Still, Smith vastly retooled his team, adding personnel who understood what makes the Delaware and Haynesville subsurface tick. The company is stocked with hands experienced in the Haynesville, including running big budget, 15-rig programs for Petrohawk Energy Corp.
Rockcliff’s interest in Samson Resources’ acreage was, by deal time, no secret. The company tried to buy the acreage before bankruptcy and had participated in a stalking horse bidding process that eventually ended up a gluey mess.
Samson’s acreage finally came to market in second-quarter 2017.
“By the time Samson came to the market, we knew the asset very, very well. We had already tried to buy it a couple of times,” Smith said.
The second, 60,000-acre deal was nearly as tough a grind and involved additional “private process,” he said. The seller was not disclosed.
“It just happened to come together at the same time, but we’ve been working on the Samson deal for at least two years and the other deal at least a year,” he said.
More broadly, the timing may not have been entirely unconnected. In 2016 and early 2017, capital markets were “on fire”—driving up prices and making it difficult for Rockcliff to compete.
In the Permian, the company faced those gusts of money in 2016 head on.
Rockcliff already owned roughly 1,000 net acres in the heart of the Delaware and leased about 35,000 acres in the San Andres in New Mexico. But as the company was unpacking its Delaware data in 2016, acreage prices shot up by triple or more to $30,000 and $40,000 an acre.

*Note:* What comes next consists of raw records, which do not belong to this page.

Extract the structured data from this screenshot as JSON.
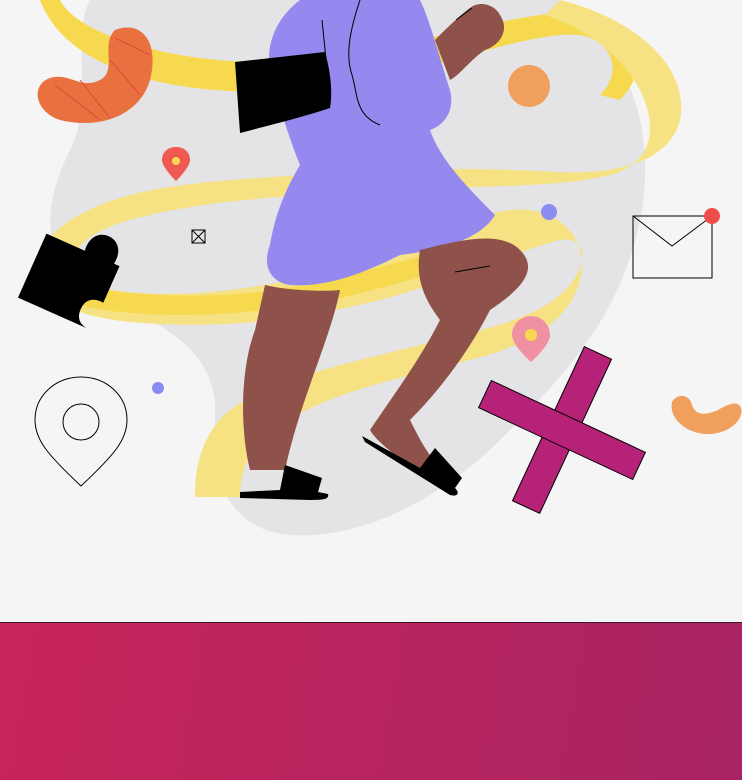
{
  "colors": {
    "background": "#f5f5f5",
    "blob": "#e4e3e6",
    "ribbon_light": "#f6e283",
    "ribbon_dark": "#f6d94e",
    "dress": "#9589f0",
    "skin": "#8e524b",
    "black": "#000000",
    "croissant": "#e9713f",
    "orange_dot": "#f0a05c",
    "pin_red": "#ee5a52",
    "pin_pink": "#f091a3",
    "cross": "#b52277",
    "dot_blue": "#8a8cf2",
    "notification_dot": "#ee4b4b",
    "band_start": "#c7245a",
    "band_end": "#a82462"
  },
  "icons": [
    "puzzle-piece-icon",
    "location-pin-outline-icon",
    "envelope-icon",
    "location-pin-red-icon",
    "location-pin-pink-icon",
    "close-box-icon",
    "plus-cross-icon"
  ]
}
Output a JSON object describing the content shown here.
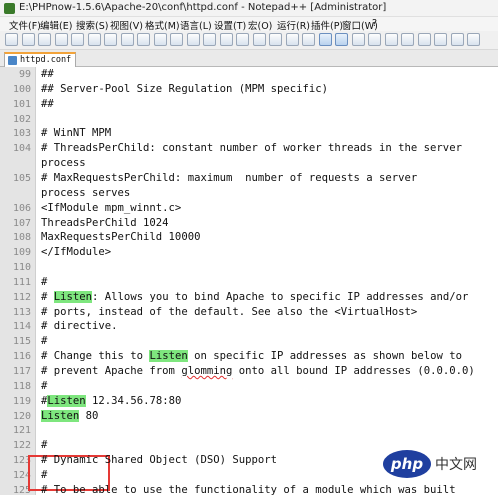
{
  "window": {
    "title": "E:\\PHPnow-1.5.6\\Apache-20\\conf\\httpd.conf - Notepad++ [Administrator]"
  },
  "menu": [
    "文件(F)",
    "编辑(E)",
    "搜索(S)",
    "视图(V)",
    "格式(M)",
    "语言(L)",
    "设置(T)",
    "宏(O)",
    "运行(R)",
    "插件(P)",
    "窗口(W)",
    "?"
  ],
  "toolbar_icons": [
    "new-file-icon",
    "open-icon",
    "save-icon",
    "save-all-icon",
    "close-icon",
    "close-all-icon",
    "print-icon",
    "cut-icon",
    "copy-icon",
    "paste-icon",
    "undo-icon",
    "redo-icon",
    "find-icon",
    "replace-icon",
    "zoom-in-icon",
    "zoom-out-icon",
    "sync-v-icon",
    "sync-h-icon",
    "word-wrap-icon",
    "show-all-icon",
    "indent-guide-icon",
    "doc-map-icon",
    "function-list-icon",
    "record-macro-icon",
    "stop-macro-icon",
    "play-macro-icon",
    "run-macro-icon",
    "save-macro-icon",
    "abc-icon"
  ],
  "tab": {
    "label": "httpd.conf"
  },
  "lines": [
    {
      "n": "99",
      "segs": [
        {
          "t": "##"
        }
      ]
    },
    {
      "n": "100",
      "segs": [
        {
          "t": "## Server-Pool Size Regulation (MPM specific)"
        }
      ]
    },
    {
      "n": "101",
      "segs": [
        {
          "t": "##"
        }
      ]
    },
    {
      "n": "102",
      "segs": []
    },
    {
      "n": "103",
      "segs": [
        {
          "t": "# WinNT MPM"
        }
      ]
    },
    {
      "n": "104",
      "segs": [
        {
          "t": "# ThreadsPerChild: constant number of worker threads in the server"
        }
      ]
    },
    {
      "n": "",
      "segs": [
        {
          "t": "process"
        }
      ]
    },
    {
      "n": "105",
      "segs": [
        {
          "t": "# MaxRequestsPerChild: maximum  number of requests a server"
        }
      ]
    },
    {
      "n": "",
      "segs": [
        {
          "t": "process serves"
        }
      ]
    },
    {
      "n": "106",
      "segs": [
        {
          "t": "<IfModule mpm_winnt.c>"
        }
      ]
    },
    {
      "n": "107",
      "segs": [
        {
          "t": "ThreadsPerChild 1024"
        }
      ]
    },
    {
      "n": "108",
      "segs": [
        {
          "t": "MaxRequestsPerChild 10000"
        }
      ]
    },
    {
      "n": "109",
      "segs": [
        {
          "t": "</IfModule>"
        }
      ]
    },
    {
      "n": "110",
      "segs": []
    },
    {
      "n": "111",
      "segs": [
        {
          "t": "#"
        }
      ]
    },
    {
      "n": "112",
      "segs": [
        {
          "t": "# "
        },
        {
          "t": "Listen",
          "hl": true
        },
        {
          "t": ": Allows you to bind Apache to specific IP addresses and/or"
        }
      ]
    },
    {
      "n": "113",
      "segs": [
        {
          "t": "# ports, instead of the default. See also the <VirtualHost>"
        }
      ]
    },
    {
      "n": "114",
      "segs": [
        {
          "t": "# directive."
        }
      ]
    },
    {
      "n": "115",
      "segs": [
        {
          "t": "#"
        }
      ]
    },
    {
      "n": "116",
      "segs": [
        {
          "t": "# Change this to "
        },
        {
          "t": "Listen",
          "hl": true
        },
        {
          "t": " on specific IP addresses as shown below to"
        }
      ]
    },
    {
      "n": "117",
      "segs": [
        {
          "t": "# prevent Apache from "
        },
        {
          "t": "glomming",
          "sq": true
        },
        {
          "t": " onto all bound IP addresses (0.0.0.0)"
        }
      ]
    },
    {
      "n": "118",
      "segs": [
        {
          "t": "#"
        }
      ]
    },
    {
      "n": "119",
      "segs": [
        {
          "t": "#"
        },
        {
          "t": "Listen",
          "hl": true
        },
        {
          "t": " 12.34.56.78:80"
        }
      ]
    },
    {
      "n": "120",
      "segs": [
        {
          "t": "Listen",
          "hl": true
        },
        {
          "t": " 80"
        }
      ]
    },
    {
      "n": "121",
      "segs": []
    },
    {
      "n": "122",
      "segs": [
        {
          "t": "#"
        }
      ]
    },
    {
      "n": "123",
      "segs": [
        {
          "t": "# Dynamic Shared Object (DSO) Support"
        }
      ]
    },
    {
      "n": "124",
      "segs": [
        {
          "t": "#"
        }
      ]
    },
    {
      "n": "125",
      "segs": [
        {
          "t": "# To be able to use the functionality of a module which was built"
        }
      ]
    }
  ],
  "watermark": {
    "logo": "php",
    "text": "中文网"
  }
}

“We’re certainly not down on the Permian. We were just late getting out there,” he said.
Now that the capital markets have started to come to a crawl, if not a standstill for all but prestige E&Ps, sellers were interested in talking.
“For whatever reason, I don’t know if there’s a direct correlation with that or not, we are seeing obviously some windows of opportunity here that worked out well for us,” he said.
Smith is satisfied. The newly acquired acreage is largely HBP, which “you can’t underestimate” in making the deal, he said.
“You don’t have to worry about having to rush out here and make bad decisions just because you’re trying to hold acreage,” he said. “You can be thoughtful with your development and be thoughtful about your infrastructure and facilities and marketing. We’re excited about it.”
And the Permian Basin? It may end up a financial lever for the company.
“That’s kind of literally what we’re going to be talking about over the next three months,” he said. “How do we further develop those and what do we do with those assets out in the Permian?”
For any E&P, it’s an enviable problem to solve.